Chart A: The net cost of the UK Government’s energy and cost-of-living support

Chart 3A: The net cost of the UK Government’s energy and cost-of-living support

Analysis by the IMF shows that the gross size of the UK Government’s energy support package relative to GDP is one of the highest in Europe (the columns in Chart B). The IMF figures incorporate some measures that we have not categorised as energy price support,a and do not net off revenue from windfall taxes, so put the two-year cost at 4.4 per cent of GDP. But this is lower than the 5.2 per cent that this figure would have been in November thanks largely to lower energy prices. The average cost of support in other European countries is significantly lower, at 2.6 per cent of GDP. It includes:

  • direct interventions, such as limits on retail energy price increases, the largest component accounting for just under half of the average overall cost;
  • support for businesses, which represents almost a third of the average overall cost, though there is significantly variation across countries;
  • energy-related tax cuts, which make up around a sixth of the cost across Europe; and
  • cash transfers, which make up around an eighth of the cost.

One of the reasons for the UK’s high level of fiscal support is its reliance on natural gas for final energy consumption (the diamonds in Chart B). The share of natural gas in gross inland energy consumption in the UK, at 36.6 per cent, is around 1½ times the European average of 23.9 per cent. Natural gas also largely drives UK wholesale electricity prices, while limited storage capacity leaves the UK more exposed to fluctuations in energy market prices.
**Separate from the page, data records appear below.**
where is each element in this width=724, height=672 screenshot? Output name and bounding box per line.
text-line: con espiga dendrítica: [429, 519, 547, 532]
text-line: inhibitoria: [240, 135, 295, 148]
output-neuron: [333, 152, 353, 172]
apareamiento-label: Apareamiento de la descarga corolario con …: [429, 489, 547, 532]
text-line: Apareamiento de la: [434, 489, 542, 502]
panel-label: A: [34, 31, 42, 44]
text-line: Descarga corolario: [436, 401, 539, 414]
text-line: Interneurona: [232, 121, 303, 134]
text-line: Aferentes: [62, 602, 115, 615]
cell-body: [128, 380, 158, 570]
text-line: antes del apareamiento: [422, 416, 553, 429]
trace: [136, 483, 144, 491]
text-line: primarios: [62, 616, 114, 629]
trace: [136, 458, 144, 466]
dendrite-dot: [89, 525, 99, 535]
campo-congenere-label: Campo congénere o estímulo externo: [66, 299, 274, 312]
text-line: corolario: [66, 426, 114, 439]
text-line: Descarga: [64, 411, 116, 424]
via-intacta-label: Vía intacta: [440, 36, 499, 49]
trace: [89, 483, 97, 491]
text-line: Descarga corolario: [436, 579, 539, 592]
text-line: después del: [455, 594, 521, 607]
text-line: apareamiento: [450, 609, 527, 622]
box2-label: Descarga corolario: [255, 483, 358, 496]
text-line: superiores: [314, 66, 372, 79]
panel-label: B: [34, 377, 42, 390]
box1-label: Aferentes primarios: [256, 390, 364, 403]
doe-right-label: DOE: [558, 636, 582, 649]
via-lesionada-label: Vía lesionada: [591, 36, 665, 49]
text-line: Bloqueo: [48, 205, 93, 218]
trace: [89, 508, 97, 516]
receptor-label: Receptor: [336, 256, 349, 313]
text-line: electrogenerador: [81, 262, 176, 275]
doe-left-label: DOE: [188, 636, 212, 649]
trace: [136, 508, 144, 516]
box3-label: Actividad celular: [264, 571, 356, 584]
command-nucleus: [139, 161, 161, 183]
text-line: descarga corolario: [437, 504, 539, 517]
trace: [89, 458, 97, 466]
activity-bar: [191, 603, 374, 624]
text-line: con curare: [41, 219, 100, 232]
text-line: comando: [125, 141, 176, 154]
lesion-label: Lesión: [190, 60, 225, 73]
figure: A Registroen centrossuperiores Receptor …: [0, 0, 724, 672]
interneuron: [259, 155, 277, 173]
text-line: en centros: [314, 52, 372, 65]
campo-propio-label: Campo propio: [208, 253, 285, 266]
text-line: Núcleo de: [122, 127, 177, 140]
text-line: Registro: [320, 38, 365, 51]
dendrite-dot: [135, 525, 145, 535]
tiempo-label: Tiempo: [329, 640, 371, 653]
Chart B: European countries’ size of energy support packages in 2022 and 2023 and the share of natural gas in final energy consumption

Chart 3B: European countries’ size of energy support packages in 2022 and 2023 and the share of natural gas in final energy consumption

This box was originally published in Economic and fiscal outlook – March 2023

a The UK estimates in Chart B are based on our own figures but including the same types of measures that the IMF has included for other countries so that they are on a like-for-like basis with other countries. This means that our latest March 2023 estimate is materially higher than that in Chart A, primarily because the latter excludes the cost of abolishing the health and social care levy, that we do not consider to constitute energy price support.